Given its simplicity and effectiveness, the dumbbell shoulder press is a staple in many exercise routines. But if you're sick of performing the exercise or simply want an alternative to the dumbbell shoulder press, you can get similar benefits from alternative exercises. Try several dumbbell shoulder press alternatives to see what you like best and which provide the best results for you. Always exercise with a partner or another form of supervision to stay safe.
Muscles Worked by Dumbbell Shoulder Presses
The best machine alternatives for the dumbbell shoulder press are those that work the same muscles. Thus, knowing what exactly the dumbbell shoulder press does is the first step in finding suitable alternatives. The primary targets of the dumbbell shoulder press are your deltoids, also known as your shoulder muscles. Additionally, the dumbbell shoulder press helps strengthen your triceps, pectoralis major, your trapezius and your supraspinatus, or rotator cuff, which is another shoulder muscle.
If you like the dumbbell shoulder press because it works your shoulders, then machine alternatives with a similar focus are best for you.

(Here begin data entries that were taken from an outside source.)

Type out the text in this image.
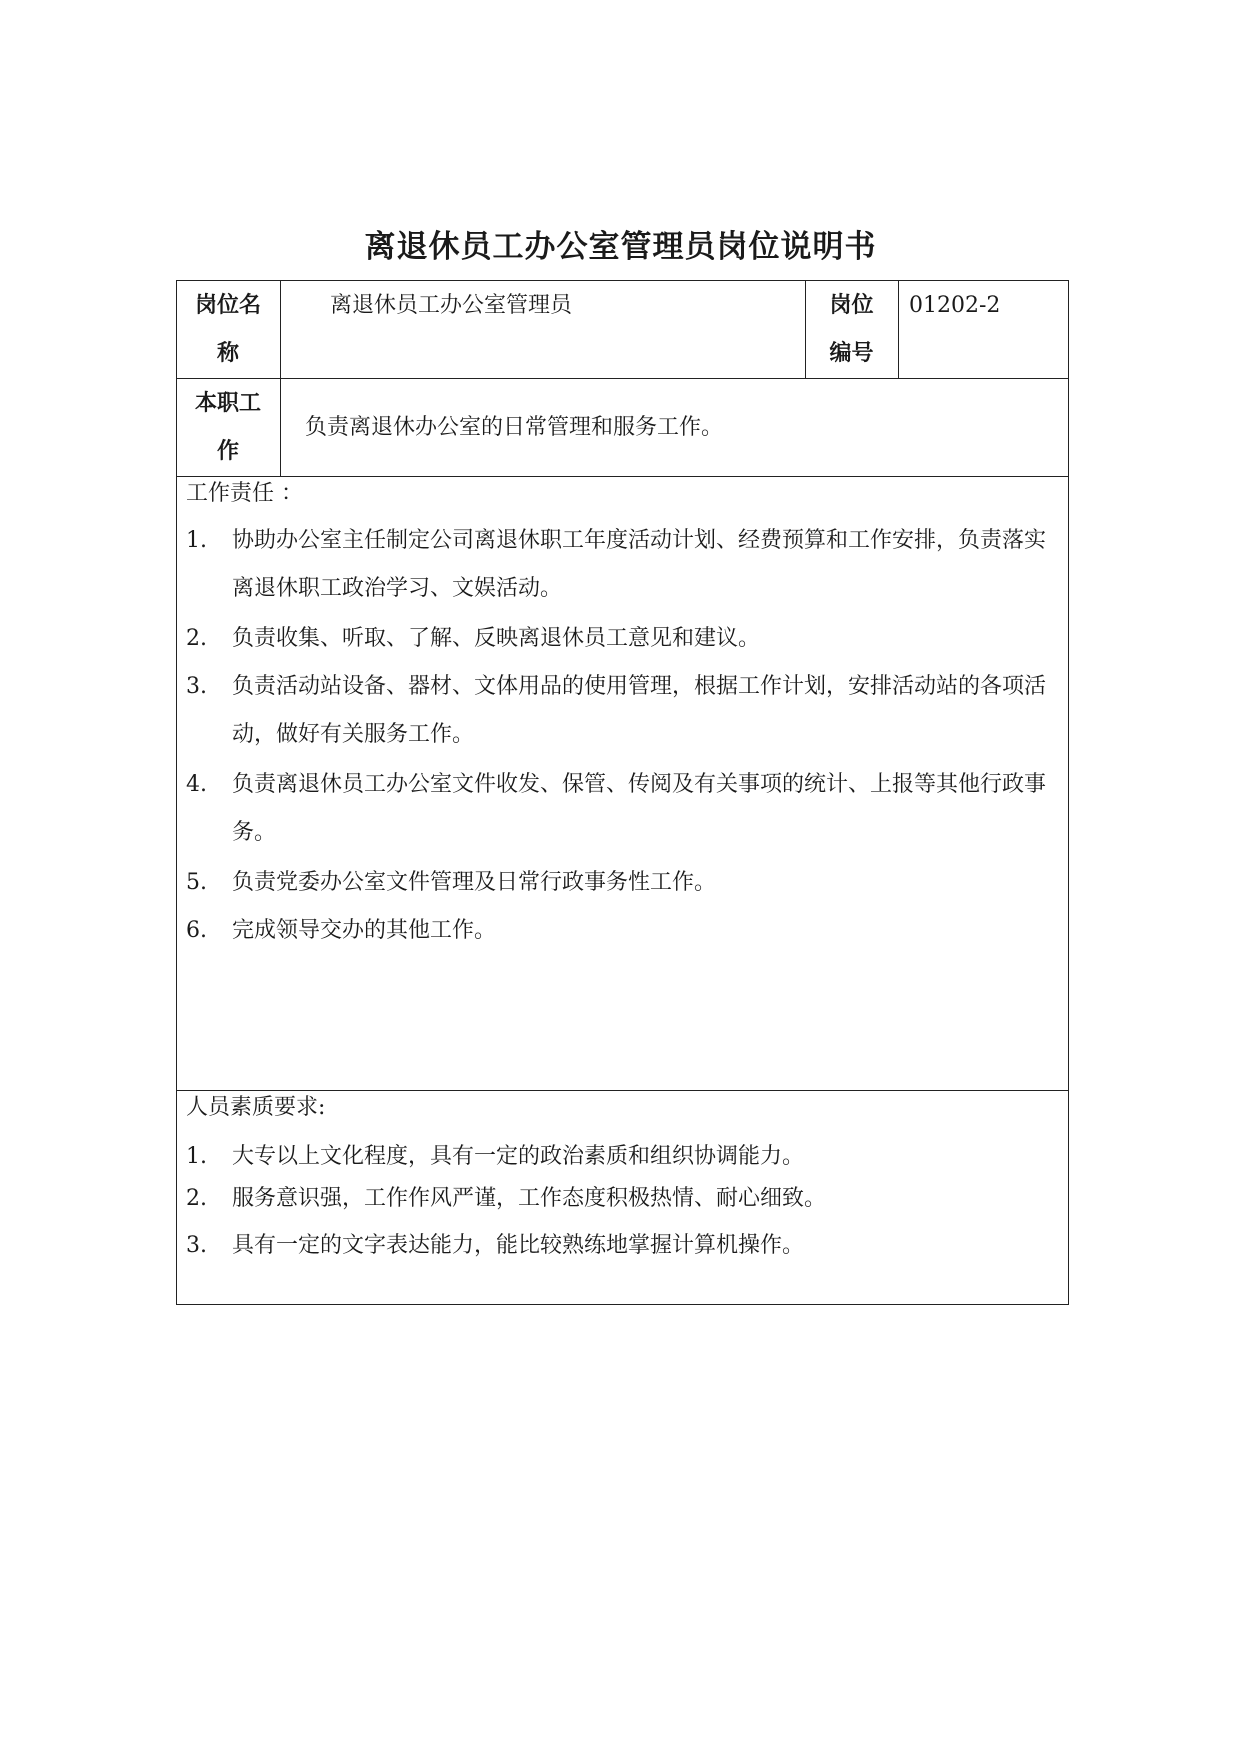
离退休员工办公室管理员岗位说明书
岗位名
称
离退休员工办公室管理员	岗位
编号
01202-2
本职工
作
负责离退休办公室的日常管理和服务工作。
工作责任 ：
1. 协助办公室主任制定公司离退休职工年度活动计划、经费预算和工作安排，负责落实离退休职工政治学习、文娱活动。
2. 负责收集、听取、了解、反映离退休员工意见和建议。
3. 负责活动站设备、器材、文体用品的使用管理，根据工作计划，安排活动站的各项活动，做好有关服务工作。
4. 负责离退休员工办公室文件收发、保管、传阅及有关事项的统计、上报等其他行政事务。
5. 负责党委办公室文件管理及日常行政事务性工作。
6. 完成领导交办的其他工作。
人员素质要求:
1. 大专以上文化程度，具有一定的政治素质和组织协调能力。
2. 服务意识强，工作作风严谨，工作态度积极热情、耐心细致。
3. 具有一定的文字表达能力，能比较熟练地掌握计算机操作。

The most suitable alternative is the machine shoulder press, which is nearly identical to the dumbbell shoulder press except for two factors. The first is that you use machine handles rather than dumbbells, and the second is that you are seated rather than standing. The exercise primarily works your shoulders and triceps. Another alternative is the close-grip machine shoulder press, which brings your hands in narrower than shoulder-width for a more challenging workout.
You may like the dumbbell shoulder press because it helps strengthen your triceps, which comprise two-thirds of the muscle mass of your upper arm. In this case, machine bench presses, whether standard or close-grip, will help you target your triceps while also working your shoulders and chest. The triceps pushdown will also put the strength-training focus on your triceps, though it doesn't affect your chest or shoulders.
If you want to firm up your chest or gain strength to perform more pushups, chest-focused machine alternatives to the dumbbell shoulder press are ideal. The dumbbell shoulder press doesn't have your pectorals as its primary target, but machine exercises such as the chest press, decline cable press, incline chest press and standing cable fly do target the chest. These exercises also involve your shoulders, allowing you to work multiple muscle groups simultaneously.
The dumbbell shoulder press isn't the most effective back exercise, as your back muscles aren't the primary target. Thus, some machine alternatives may be better choices if your back is your workout priority. Three machine alternatives to the dumbbell shoulder press are the seated row, lat pull-down and seated high row. These exercises target your back but also work your shoulders, making them similar to the dumbbell shoulder press, albeit with subtle changes in muscle emphasis.